After so many years, let me read up on the 'convolution algebra' presentation for quiver hecke algebra, because after all, hecke algebra originates from convolution on flag variety, and quiver hecke algebra is a generalization.

Following the Varagnolo-Vasserot paper https://arxiv.org/pdf/0901.3992

Let $\Gamma$ be a quiver without self-loop, $I$ is the vertex set and $E$ the arrow set, and $a_{ij}$ be the adjacency matrix from node $i$ to $j$. Let $C$ be the symmetric Cartan matrix obtained by setting $c_{ii}=2$, $c_{ij} = -a_{ij} - a_{ji}$.

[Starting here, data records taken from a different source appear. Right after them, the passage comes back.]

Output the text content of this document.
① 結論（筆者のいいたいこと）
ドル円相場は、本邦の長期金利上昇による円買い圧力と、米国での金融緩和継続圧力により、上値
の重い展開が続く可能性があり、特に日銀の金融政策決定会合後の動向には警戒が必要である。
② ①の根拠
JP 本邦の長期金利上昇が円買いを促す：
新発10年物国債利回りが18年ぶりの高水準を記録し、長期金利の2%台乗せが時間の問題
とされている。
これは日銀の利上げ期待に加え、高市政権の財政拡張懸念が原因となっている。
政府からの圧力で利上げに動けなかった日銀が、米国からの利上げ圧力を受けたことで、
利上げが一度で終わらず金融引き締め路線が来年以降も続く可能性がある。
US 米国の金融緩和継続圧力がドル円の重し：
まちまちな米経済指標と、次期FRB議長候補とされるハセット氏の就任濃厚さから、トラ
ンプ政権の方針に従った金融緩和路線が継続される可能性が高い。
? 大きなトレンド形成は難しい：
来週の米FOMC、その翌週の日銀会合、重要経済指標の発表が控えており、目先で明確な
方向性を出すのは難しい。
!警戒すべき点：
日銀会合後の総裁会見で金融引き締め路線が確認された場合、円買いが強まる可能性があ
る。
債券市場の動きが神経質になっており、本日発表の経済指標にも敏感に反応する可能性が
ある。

Fix a dimension vector $\nu \in \N I$. We get a vector space $V_\nu$. Then for each increasing path $\vec \nu$ in $\N I$ to $\nu$ from $0$, we have a (multi)-flag interlaced in $V_\nu$. The flag variety is denoted as $F_{\vec nu}$. Abstractly, they are all isomorphic to product of flags $\prod_\nu F(V_{\nu_i})$.

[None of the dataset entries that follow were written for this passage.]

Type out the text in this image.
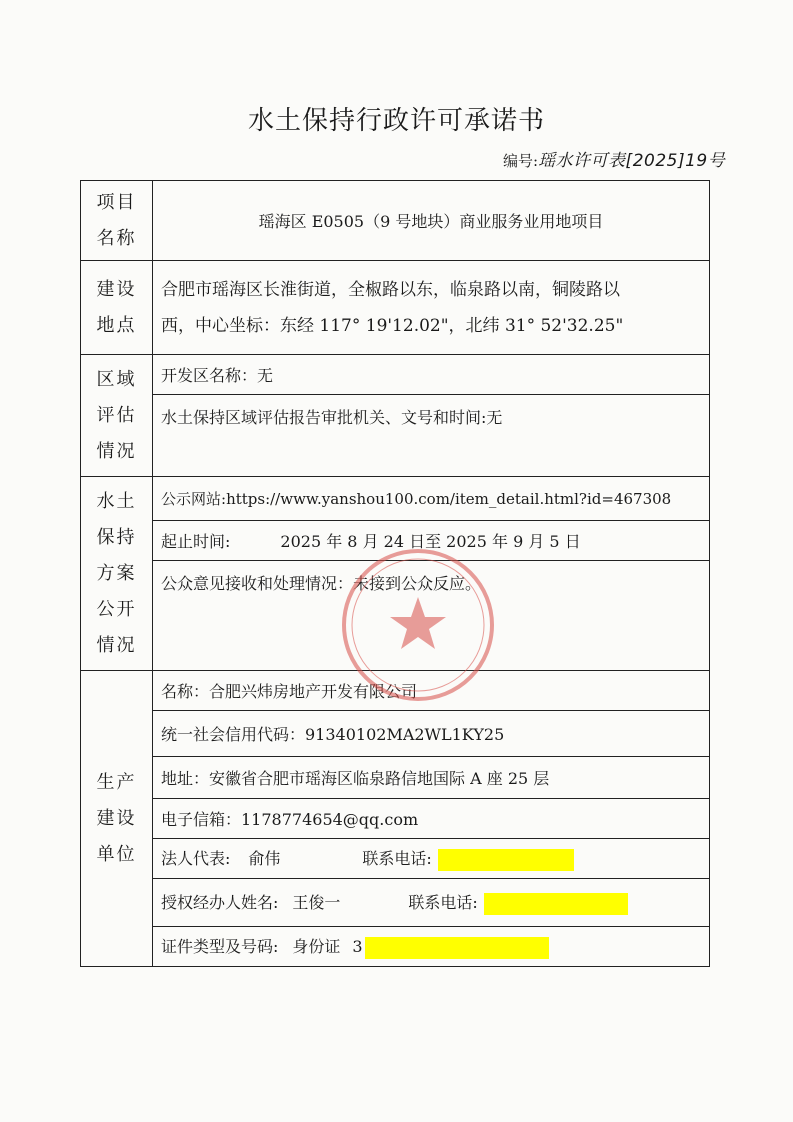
水土保持行政许可承诺书
编号:瑶水许可表[2025]19号
项目
名称	瑶海区 E0505（9 号地块）商业服务业用地项目

建设
地点	合肥市瑶海区长淮街道，全椒路以东，临泉路以南，铜陵路以
西，中心坐标：东经 117° 19'12.02"，北纬 31° 52'32.25"

区域
评估
情况	开发区名称：无
	水土保持区域评估报告审批机关、文号和时间:无

水土
保持
方案
公开
情况	公示网站:https://www.yanshou100.com/item_detail.html?id=467308
	起止时间: 2025 年 8 月 24 日至 2025 年 9 月 5 日
	公众意见接收和处理情况：未接到公众反应。

生产
建设
单位	名称：合肥兴炜房地产开发有限公司
	统一社会信用代码：91340102MA2WL1KY25
	地址：安徽省合肥市瑶海区临泉路信地国际 A 座 25 层
	电子信箱：1178774654@qq.com
	法人代表: 俞伟 联系电话:
	授权经办人姓名: 王俊一 联系电话:
	证件类型及号码: 身份证 3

So far, we have ignored the arrows. Let $E_V = \prod_{e \in E} Hom(V_{s(e)}, V_{t(e)})$. For any $x \in E_V$, and any (homogenous?) flag $\phi \in F(V)$, we say $x$ preserves $\phi$, if for each step $V^l_\phi$ in the flag $V_\phi^*$, $x$ restricts to a sub quiver rep on $V_\phi^l$.

If the flag $V_\phi$ increase dimension one at a time, we call it a (graded?) full flag variety of $V$; otherwise a graded partial flag variety. Fix a flag type $\vec \nu$, consider all such pairs $\wt F_{\vec \nu} = \{(\phi, x)\}$. It project to $F_{\vec \nu} = \{\phi\}$, and also to $E_V = \{x\}$. The associated graded $V_\phi^l / V_\phi^{l-1}$ defines a collection of line bundles over $F_{\vec \nu}$ and pullback to $\wt F$.